Composite materials, such as fiberglass and carbon fiber, are among things that are part of the most modern construct and advanced systems, ranging from intelligent clothes to stealth airplanes, and their benefits to the world are obvious upon taking a closer look at their properties. However, not content with just benefiting from them in a normal manner, researchers at the Massachusetts Institute of Technology have been, for quite some time now, looking for ways of making them ever smaller, until they have finally managed to reach the nanoscale.
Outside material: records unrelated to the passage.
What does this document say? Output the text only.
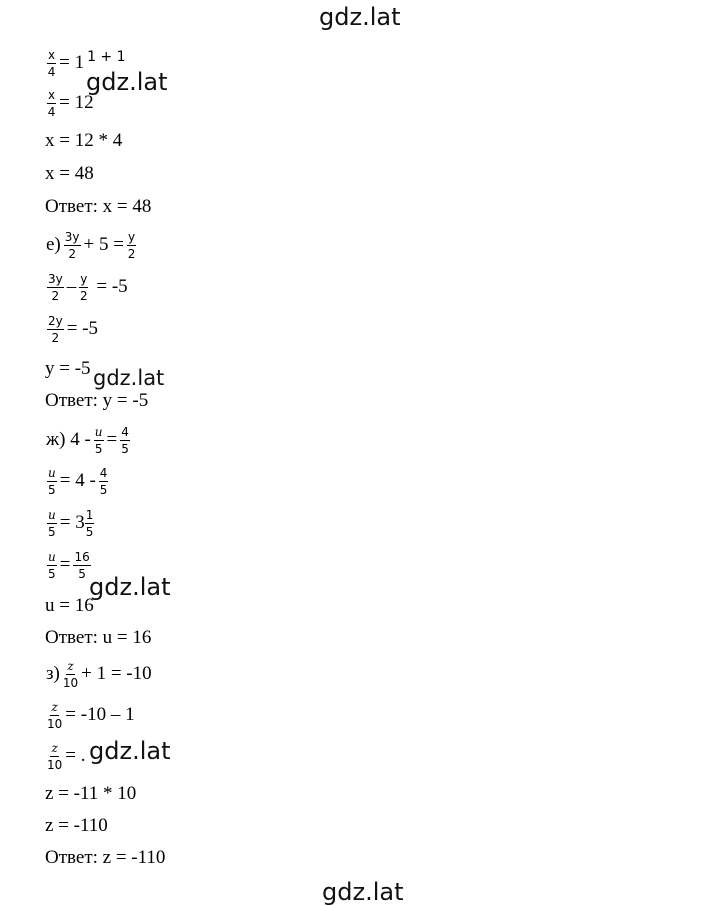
gdz.lat
gdz.lat
gdz.lat
gdz.lat
gdz.lat
gdz.lat
$\frac{x}{4} = 1$ 1 + 1
$\frac{x}{4} = 12$
x = 12 * 4
x = 48
Ответ: x = 48
$е) \frac{3y}{2} + 5 = \frac{y}{2}$
$\frac{3y}{2} - \frac{y}{2} = -5$
$\frac{2y}{2} = -5$
y = -5
Ответ: y = -5
ж) $4 - \frac{u}{5} = \frac{4}{5}$
$\frac{u}{5} = 4 - \frac{4}{5}$
$\frac{u}{5} = 3 \frac{1}{5}$
$\frac{u}{5} = \frac{16}{5}$
u = 16
Ответ: u = 16
$з) \frac{z}{10} + 1 = -10$
$\frac{z}{10} = -10 - 1$
$\frac{z}{10}$ = .
z = -11 * 10
z = -110
Ответ: z = -110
Naturally, at such a high level of miniaturization, the materials start exhibiting unusual properties, which they don't have when their size is increased. For example, a team of scientists based at the Los Alamos National Laboratory (LANL), and led by MIT Department of Materials Science and Engineering Assistant Professor Michael Demkowicz, is currently looking into ways of making nanoscale composite materials that can withstand intensive heat, radiation and mechanical strain.

The range of applications for which these new materials could be employed once they are researched is seemingly endless, and spans from uses in nuclear power and fuel cells, to solar energy improvements and carbon sequestration methods. “All sectors of energy production need materials that can withstand extreme conditions,” the MIT expert says. His model is one of the few that offer a novel and innovative approach to designing the composite materials with the exact traits researchers need.

Rather than waiting for new materials to be discovered, and then making use of them, as in other models, Demkowicz's idea is that researchers should be actively engaged in producing the materials they want. To do that, they have to start by establishing the traits they need composite materials to have, and then simply begin from the next best thing, and move gradually towards their objective. And while this process can take up to a decade, the advantage is that it works a whole lot faster than any of the other approaches known to science until now.